新幹線の「亀裂」はなぜ発見できなかったのか 専門家がわかりやすく解説する技術的背景
京浜急行の電車を例に取ると、全般検査または重要部検査(走行距離60万kmまたは4年ごと)で工場に入ると、床下は台車だけピカピカに塗装されて出てくるが、これは塗装を剝がして磁粉探傷をしているからである。台車の構造や過去の亀裂発生の有無から、台車枠に十分な疲労強度があれば磁粉探傷は必ずしも実施する必要はない。

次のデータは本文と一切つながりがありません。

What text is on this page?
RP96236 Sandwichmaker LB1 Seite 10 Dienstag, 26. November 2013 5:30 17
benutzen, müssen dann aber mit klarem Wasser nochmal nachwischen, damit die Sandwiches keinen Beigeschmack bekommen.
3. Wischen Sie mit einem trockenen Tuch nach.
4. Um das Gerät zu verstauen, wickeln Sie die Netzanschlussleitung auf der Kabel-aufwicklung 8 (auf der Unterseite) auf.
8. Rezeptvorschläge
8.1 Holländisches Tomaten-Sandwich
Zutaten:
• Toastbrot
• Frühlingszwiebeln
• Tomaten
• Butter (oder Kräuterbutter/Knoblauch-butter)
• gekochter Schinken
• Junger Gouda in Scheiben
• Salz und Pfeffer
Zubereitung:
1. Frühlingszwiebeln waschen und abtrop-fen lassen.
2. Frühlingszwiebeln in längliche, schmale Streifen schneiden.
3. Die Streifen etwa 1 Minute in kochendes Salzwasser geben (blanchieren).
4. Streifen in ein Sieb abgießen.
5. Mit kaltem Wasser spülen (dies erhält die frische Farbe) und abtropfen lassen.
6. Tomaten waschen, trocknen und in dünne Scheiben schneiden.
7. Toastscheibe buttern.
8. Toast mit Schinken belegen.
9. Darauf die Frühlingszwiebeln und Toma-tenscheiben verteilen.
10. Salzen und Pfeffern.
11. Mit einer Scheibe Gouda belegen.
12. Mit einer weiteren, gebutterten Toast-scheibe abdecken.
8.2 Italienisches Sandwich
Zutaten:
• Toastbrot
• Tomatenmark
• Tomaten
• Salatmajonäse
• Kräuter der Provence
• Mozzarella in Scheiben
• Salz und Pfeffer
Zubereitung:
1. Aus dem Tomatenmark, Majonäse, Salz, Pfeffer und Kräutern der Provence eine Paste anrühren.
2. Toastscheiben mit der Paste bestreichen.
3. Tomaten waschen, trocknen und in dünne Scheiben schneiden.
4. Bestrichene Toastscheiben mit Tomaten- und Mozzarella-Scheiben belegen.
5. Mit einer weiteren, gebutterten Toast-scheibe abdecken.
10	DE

新幹線の台車は、全般検査または台車検査(走行距離60万kmまたは1年半毎)で異常の有無を確認しているが、磁粉探傷は実施しているのだろうか? もし実施しているのに亀裂を見逃したとすれば、検査が形骸化していた可能性もある。
東海道新幹線開通2年後の1966年、高速走行中に車軸が折れ、車掌が異常振動に気づき緊急ブレーキをかけて事なきを得た。車軸は1回転ごとに(300km/hでは1秒間に約30回転)繰り返し大きな力を受け、台車枠よりはるかに厳しい条件で使われている。車軸の傷は即重大事故につながるため、全般検査または台車検査で超音波探傷(発信した超音波の反射で判断)を徹底し、疑わしい車軸は惜しげもなく廃棄処分にしている。車軸と比較すれば台車枠は探傷の優先度が低いことは筆者も機械屋であり理解できるが、今回の事故に鑑みて検査体制を見直すことが必要である。
台車枠溶接後の熱処理は適正だったか
ユーチューブ上で、N700系の台車製作の工程(今回の台車とは別のメーカー)が約15分間にまとめて紹介されている。前項で説明した磁粉探傷作業も登場する。機械加工の工程を完全に省略しているなど、全ての工程を網羅しているわけではないが、気になるのは台車枠溶接後の応力除去焼なまし(材料の組織に残った力を和らげる熱処理)の工程が出てこないことである。
筆者は以前に電車モーターの機構設計をしていたが、外装部品の溶接部分(正確に言うと溶接の肉盛りから少し離れた“二番”と呼ぶ部分)に入る亀裂で苦労した。溶接すると周囲の母材が熱影響を受け、表面に引張(ひっぱり)応力(材料の組織を引き離そうとする力)が残留することがある。モーターのフレームは鋼材を溶接して作るが、残留応力を除去するため炉に入れて比較的低い温度(600~650℃くらい)で焼なましをする。船や橋など巨大な構造物はできないが、台車枠なら可能である。